Ia juga mengungkapkan rasa syukur atas capaian pembangunan Kota Kotamobagu dalam beberapa tahun terakhir yang dinilai menunjukkan tren positif.
“Jika kita mencermati perjalanan pembangunan Kota Kotamobagu dalam beberapa tahun terakhir, kita patut bersyukur bahwa berbagai upaya yang telah kita lakukan bersama mulai menunjukkan hasil yang positif. Alhamdulillah, capaian pembangunan daerah menunjukkan tren yang semakin baik. Capaian ini merupakan hasil kerja bersama, buah dari kolaborasi dan sinergi seluruh elemen pembangunan di daerah. Namun demikian, kita juga harus menyadari bahwa tantangan pembangunan ke depan tidaklah ringan,” lanjutnya.
Lebih jauh, Wali Kota memaparkan sejumlah tantangan pembangunan yang masih dihadapi, seperti penurunan angka kemiskinan dan pengangguran, perlindungan kelompok rentan, hingga percepatan transformasi digital dalam tata kelola pemerintahan.
Untuk itu, penyusunan RKPD Tahun 2027 diarahkan pada tema “Penguatan Identitas Budaya dan Ketahanan Sosial untuk Pembangunan yang Inklusif”.
“Tema ini menegaskan bahwa pembangunan yang kita lakukan tidak hanya berorientasi pada pertumbuhan ekonomi, tetapi juga pada penguatan jati diri daerah dan ketahanan sosial masyarakat,” jelasnya.
Pada kesempatan tersebut, Wali Kota juga mengajak seluruh peserta untuk berpartisipasi aktif dan konstruktif dalam forum Musrenbang.
“Melalui forum Musrenbang ini, saya mengajak kita semua untuk berpartisipasi secara aktif dan konstruktif. Mari kita hadirkan gagasan yang berkualitas, usulan yang realistis, serta solusi yang benar-benar menjawab kebutuhan masyarakat. Kedepankan kepentingan bersama di atas kepentingan sektoral, dan pastikan bahwa setiap program yang dirumuskan memiliki dampak nyata. Perencanaan yang baik harus berbasis data, didukung analisis yang tajam, serta keberanian dalam menetapkan prioritas,” tegasnya.
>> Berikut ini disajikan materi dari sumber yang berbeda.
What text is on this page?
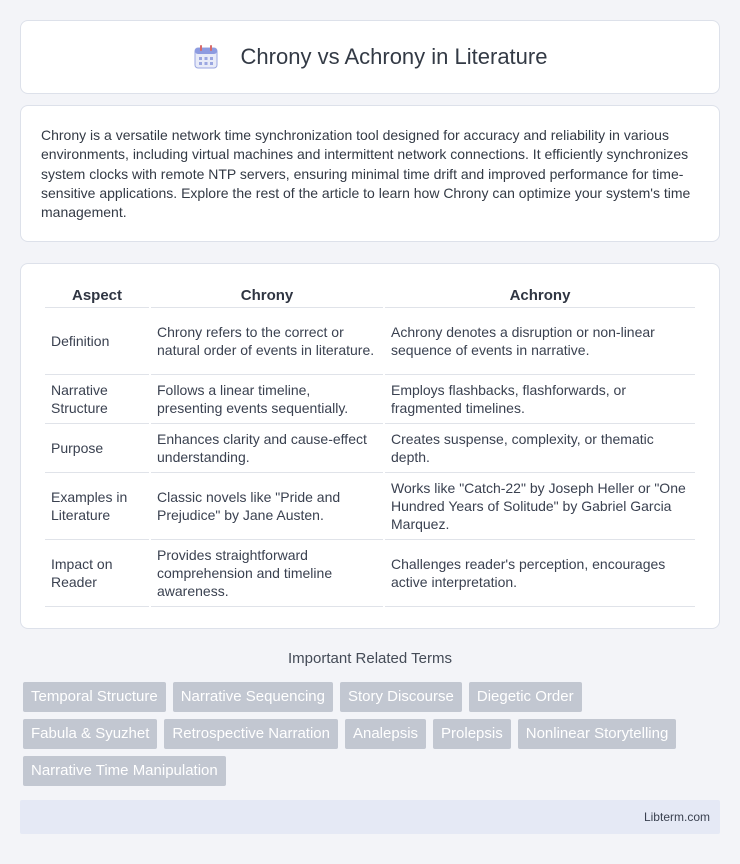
Chrony vs Achrony in Literature

Chrony is a versatile network time synchronization tool designed for accuracy and reliability in various environments, including virtual machines and intermittent network connections. It efficiently synchronizes system clocks with remote NTP servers, ensuring minimal time drift and improved performance for time-sensitive applications. Explore the rest of the article to learn how Chrony can optimize your system's time management.

Aspect	Chrony	Achrony
Definition	Chrony refers to the correct or natural order of events in literature.	Achrony denotes a disruption or non-linear sequence of events in narrative.
Narrative Structure	Follows a linear timeline, presenting events sequentially.	Employs flashbacks, flashforwards, or fragmented timelines.
Purpose	Enhances clarity and cause-effect understanding.	Creates suspense, complexity, or thematic depth.
Examples in Literature	Classic novels like "Pride and Prejudice" by Jane Austen.	Works like "Catch-22" by Joseph Heller or "One Hundred Years of Solitude" by Gabriel Garcia Marquez.
Impact on Reader	Provides straightforward comprehension and timeline awareness.	Challenges reader's perception, encourages active interpretation.
Important Related Terms
Temporal Structure	Narrative Sequencing	Story Discourse	Diegetic Order
Fabula & Syuzhet	Retrospective Narration	Analepsis	Prolepsis	Nonlinear Storytelling
Narrative Time Manipulation
Libterm.com
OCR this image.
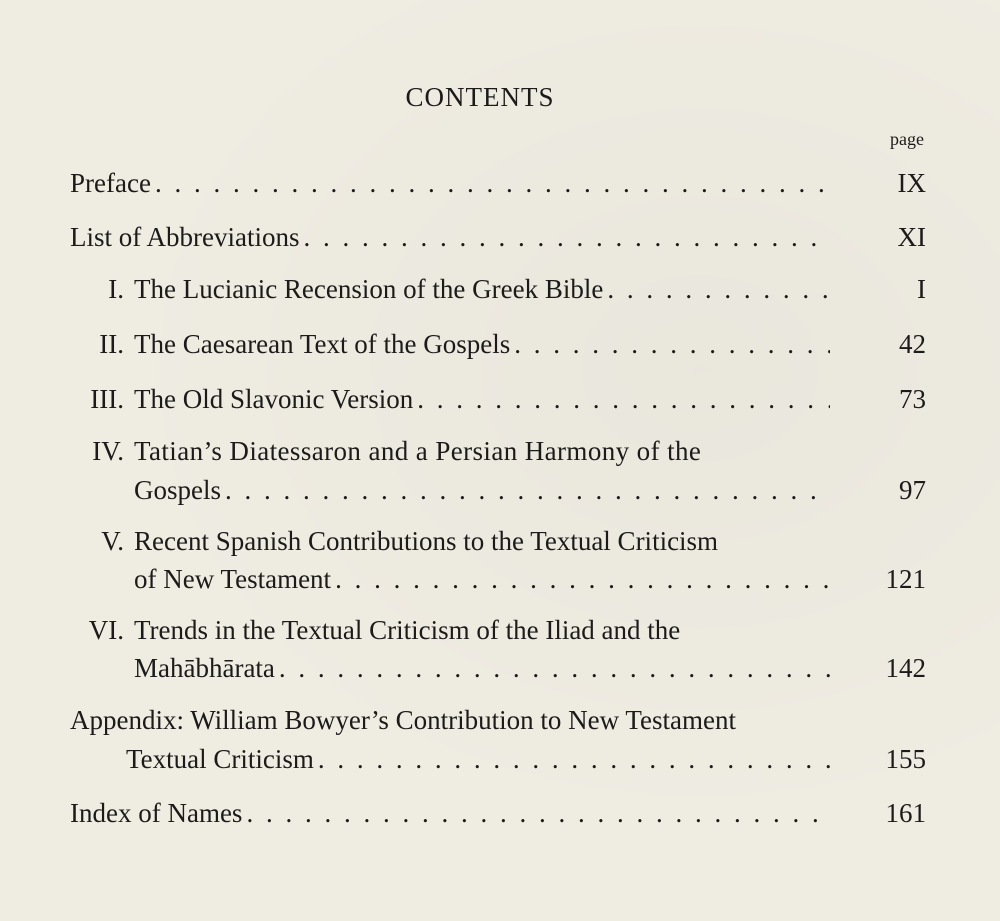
CONTENTS
page
Preface . . .	IX
List of Abbreviations . . .	XI
I. The Lucianic Recension of the Greek Bible . . .	I
II. The Caesarean Text of the Gospels . . .	42
III. The Old Slavonic Version . . .	73
IV. Tatian’s Diatessaron and a Persian Harmony of the
Gospels . . .	97
V. Recent Spanish Contributions to the Textual Criticism
of New Testament . . .	121
VI. Trends in the Textual Criticism of the Iliad and the
Mahābhārata . . .	142
Appendix: William Bowyer’s Contribution to New Testament
Textual Criticism . . .	155
Index of Names . . .	161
Kegiatan Musrenbang RKPD Kota Kotamobagu Tahun 2027 ini turut dihadiri oleh Rendy Virgiawan Mangkat, Manashe Lomo, perwakilan Forkopimda Kota Kotamobagu, Sofyan Mokoginta, serta perwakilan Pemerintah Provinsi Sulawesi Utara, Patricia L. Languju.
Selain itu, kegiatan ini juga dihadiri oleh para pimpinan instansi vertikal, narasumber, tokoh agama, tokoh adat, tokoh masyarakat, pimpinan perbankan, BUMN, akademisi, LSM, dunia usaha, tokoh pemuda, tokoh perempuan, Forum Anak Daerah, serta jajaran aparatur Pemerintah Kota Kotamobagu.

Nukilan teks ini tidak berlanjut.